Feed mills of all sizes have long benefited from the efficiencies offered by automated palletizing systems, yet many who have not adopted the technology may be unaware of how far robotic systems have evolved in the last decade.
“I think some consumers still have the mind set that robots are too complex, but now, 99% of the time any issues can be resolved with a phone call,” says Phil Wright of Icon Robotics, an integrator and manufacturer of palletizing and packaging systems, a division of JMP Ltd. In the past, automated systems may have required staff engineers to program, maintain and work with robots; however, advances in technology have made systems user friendly, with simplified interfaces and easy-to-program configurations.
Businesses introducing automated systems for the first time tend to try to address the most difficult and least forgiving portions of their operation; however, they may not be prepared for the complications that can come with complex machinery implementations.
“This is a mistake for the first system because you’re really going to strain everyone,” Wright explains, noting that the overall experience may not meet the user’s expectation for a seamless adoption into the facility’s workflow. “We often say take baby steps — choose a system that’s easy to automate and will deliver the greatest return.”
Automated palletizing systems are one of the more basic implementations to deliver major gains in cost savings, worker safety and productivity — not to mention an attractive return on investment.
To discuss their experiences with implementing automated systems, Feed & Grain spoke with three feed mills of various sizes to get their feedback on a number of key areas and to offer advice to peers who may be on the fence about investing in these technologies.
Increased output, labor savings
For Kerr Feed & Grain, a small, family-owned feed supplier and one-stop shop retail outfit in rural Henrietta, TX, the primary goals of its investment in a Chantland-MHS system with a Fuji robot were to prevent injury and eliminate the man-hours it took to physically stack its bagged feed products.
Prior to making the investment in the system, workflow through Kerr Feed & Grain’s warehouse went like this: One employee hung bags, one did the sewing, two stacked the feed, and another drove the forklift. Today, all manual lifting has been eliminated and only three employees work the line.
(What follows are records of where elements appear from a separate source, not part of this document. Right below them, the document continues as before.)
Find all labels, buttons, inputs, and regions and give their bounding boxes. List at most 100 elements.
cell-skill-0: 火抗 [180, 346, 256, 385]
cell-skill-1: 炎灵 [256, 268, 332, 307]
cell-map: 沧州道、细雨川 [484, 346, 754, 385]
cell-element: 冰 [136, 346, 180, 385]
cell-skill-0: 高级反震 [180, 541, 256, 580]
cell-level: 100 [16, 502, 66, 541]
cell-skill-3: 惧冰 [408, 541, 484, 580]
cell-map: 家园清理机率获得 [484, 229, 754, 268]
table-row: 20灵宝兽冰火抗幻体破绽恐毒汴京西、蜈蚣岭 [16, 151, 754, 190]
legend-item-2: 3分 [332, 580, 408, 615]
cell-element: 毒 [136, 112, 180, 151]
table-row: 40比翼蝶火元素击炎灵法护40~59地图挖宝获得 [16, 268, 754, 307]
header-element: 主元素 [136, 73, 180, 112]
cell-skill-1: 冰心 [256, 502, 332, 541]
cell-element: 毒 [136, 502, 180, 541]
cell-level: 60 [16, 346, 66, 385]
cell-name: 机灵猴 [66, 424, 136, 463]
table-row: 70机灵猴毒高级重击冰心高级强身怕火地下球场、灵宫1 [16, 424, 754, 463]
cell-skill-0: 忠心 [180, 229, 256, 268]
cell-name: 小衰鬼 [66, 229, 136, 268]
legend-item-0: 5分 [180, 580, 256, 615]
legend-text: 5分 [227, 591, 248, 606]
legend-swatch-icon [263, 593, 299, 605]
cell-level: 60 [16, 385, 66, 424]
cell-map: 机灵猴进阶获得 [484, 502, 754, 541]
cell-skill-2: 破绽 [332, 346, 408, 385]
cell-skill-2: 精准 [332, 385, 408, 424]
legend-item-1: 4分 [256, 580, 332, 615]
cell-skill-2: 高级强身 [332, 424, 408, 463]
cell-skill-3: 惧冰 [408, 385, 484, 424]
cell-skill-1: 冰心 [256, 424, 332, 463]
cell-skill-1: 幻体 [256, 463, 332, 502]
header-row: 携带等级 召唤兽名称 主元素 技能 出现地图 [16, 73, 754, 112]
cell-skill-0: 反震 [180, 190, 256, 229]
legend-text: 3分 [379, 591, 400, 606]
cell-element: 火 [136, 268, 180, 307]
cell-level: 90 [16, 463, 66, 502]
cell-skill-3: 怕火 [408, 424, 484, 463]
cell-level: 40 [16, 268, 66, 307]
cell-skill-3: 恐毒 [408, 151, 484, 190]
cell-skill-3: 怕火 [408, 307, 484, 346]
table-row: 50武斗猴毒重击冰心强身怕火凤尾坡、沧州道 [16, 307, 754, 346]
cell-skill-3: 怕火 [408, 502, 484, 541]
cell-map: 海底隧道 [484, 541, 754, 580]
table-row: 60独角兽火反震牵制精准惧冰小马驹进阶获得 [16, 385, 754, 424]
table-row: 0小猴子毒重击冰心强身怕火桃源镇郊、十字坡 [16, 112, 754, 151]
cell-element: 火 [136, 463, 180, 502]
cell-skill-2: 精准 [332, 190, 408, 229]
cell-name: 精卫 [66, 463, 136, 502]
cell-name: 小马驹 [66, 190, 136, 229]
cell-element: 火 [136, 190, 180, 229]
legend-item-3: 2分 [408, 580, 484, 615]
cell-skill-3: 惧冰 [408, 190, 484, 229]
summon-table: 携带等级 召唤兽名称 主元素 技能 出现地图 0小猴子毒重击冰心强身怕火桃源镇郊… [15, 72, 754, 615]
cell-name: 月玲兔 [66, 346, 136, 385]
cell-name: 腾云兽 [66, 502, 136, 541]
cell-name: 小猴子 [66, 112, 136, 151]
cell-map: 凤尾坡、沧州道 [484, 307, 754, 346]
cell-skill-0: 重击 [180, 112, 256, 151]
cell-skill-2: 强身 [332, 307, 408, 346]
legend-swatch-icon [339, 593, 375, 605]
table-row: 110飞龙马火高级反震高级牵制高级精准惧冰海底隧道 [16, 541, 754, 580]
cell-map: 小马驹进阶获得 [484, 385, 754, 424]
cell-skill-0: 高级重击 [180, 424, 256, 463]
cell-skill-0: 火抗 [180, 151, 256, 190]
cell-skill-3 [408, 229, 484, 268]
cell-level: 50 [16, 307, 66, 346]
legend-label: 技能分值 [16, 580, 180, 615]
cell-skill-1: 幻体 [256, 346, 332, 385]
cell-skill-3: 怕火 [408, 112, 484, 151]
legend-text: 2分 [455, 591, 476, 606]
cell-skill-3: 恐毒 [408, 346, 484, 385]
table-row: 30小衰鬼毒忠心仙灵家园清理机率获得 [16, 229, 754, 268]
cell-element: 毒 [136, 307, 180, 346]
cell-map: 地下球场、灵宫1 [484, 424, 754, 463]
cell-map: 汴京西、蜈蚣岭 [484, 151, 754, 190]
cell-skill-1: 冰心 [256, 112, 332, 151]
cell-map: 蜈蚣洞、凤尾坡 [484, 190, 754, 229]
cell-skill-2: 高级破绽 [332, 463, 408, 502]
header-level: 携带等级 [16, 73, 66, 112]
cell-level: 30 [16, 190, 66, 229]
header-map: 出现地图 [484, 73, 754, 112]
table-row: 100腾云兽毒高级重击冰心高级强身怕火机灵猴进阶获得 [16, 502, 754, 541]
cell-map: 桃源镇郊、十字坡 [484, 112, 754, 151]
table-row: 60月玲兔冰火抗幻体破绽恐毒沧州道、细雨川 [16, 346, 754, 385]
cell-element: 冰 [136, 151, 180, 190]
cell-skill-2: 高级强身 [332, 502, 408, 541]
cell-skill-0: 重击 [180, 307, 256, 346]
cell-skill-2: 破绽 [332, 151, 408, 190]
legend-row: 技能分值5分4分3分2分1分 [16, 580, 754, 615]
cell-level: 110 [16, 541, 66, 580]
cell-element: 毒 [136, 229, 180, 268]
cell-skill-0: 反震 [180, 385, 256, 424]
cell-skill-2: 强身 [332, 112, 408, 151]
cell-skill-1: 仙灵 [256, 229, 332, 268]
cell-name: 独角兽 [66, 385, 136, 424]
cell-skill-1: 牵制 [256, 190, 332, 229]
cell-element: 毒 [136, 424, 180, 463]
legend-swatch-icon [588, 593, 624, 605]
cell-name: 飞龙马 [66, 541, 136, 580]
Wade Bryant, general manager and the fourth generation of the Kerr family, explains how bags now move through the packaging portion of the mill: A bag enters on one of two lines and hangs on the bagging scales to be filled until it meets the requisite weight and is dropped onto a flat conveyor standing vertically. After it is sewn, Chantland’s knockdown-turner conveyor pulls the end out from under it so the bag lays flat before moving it to the bag flattener to even out the product. The prepped feedbags move to a pickup conveyor where the Fuji robot places bags on one of two stacking stations. The robot loads each side until the pallet has reached the determined load amount. Once the pallet is full, the forklift driver removes it and resets the station. The robot moves to the other stacking station and alternates back and forth.
“The new system has significantly increased our productivity while delivering significant cost savings,” Bryant notes. Kerr Feed & Grain’s new system stacks 60 tons of bagged feed/day at full capacity; the company produced 15,000 tons of feed, annually. Bryant’s estimated ROI is three years.
Automation expands opportunity
While popular sentiment among employees is that robotics equate to job loss, in actuality, many times the operators are retained and reassigned them elsewhere within the company.
“Employees see us walk in and they are worried they will lose their job, but typically it’s the opposite,” Wright says. “The companies that don’t automate are the ones who end up downsizing. The more efficient the plant, the more profitable it becomes and it keeps growing because it can keep its costs down.”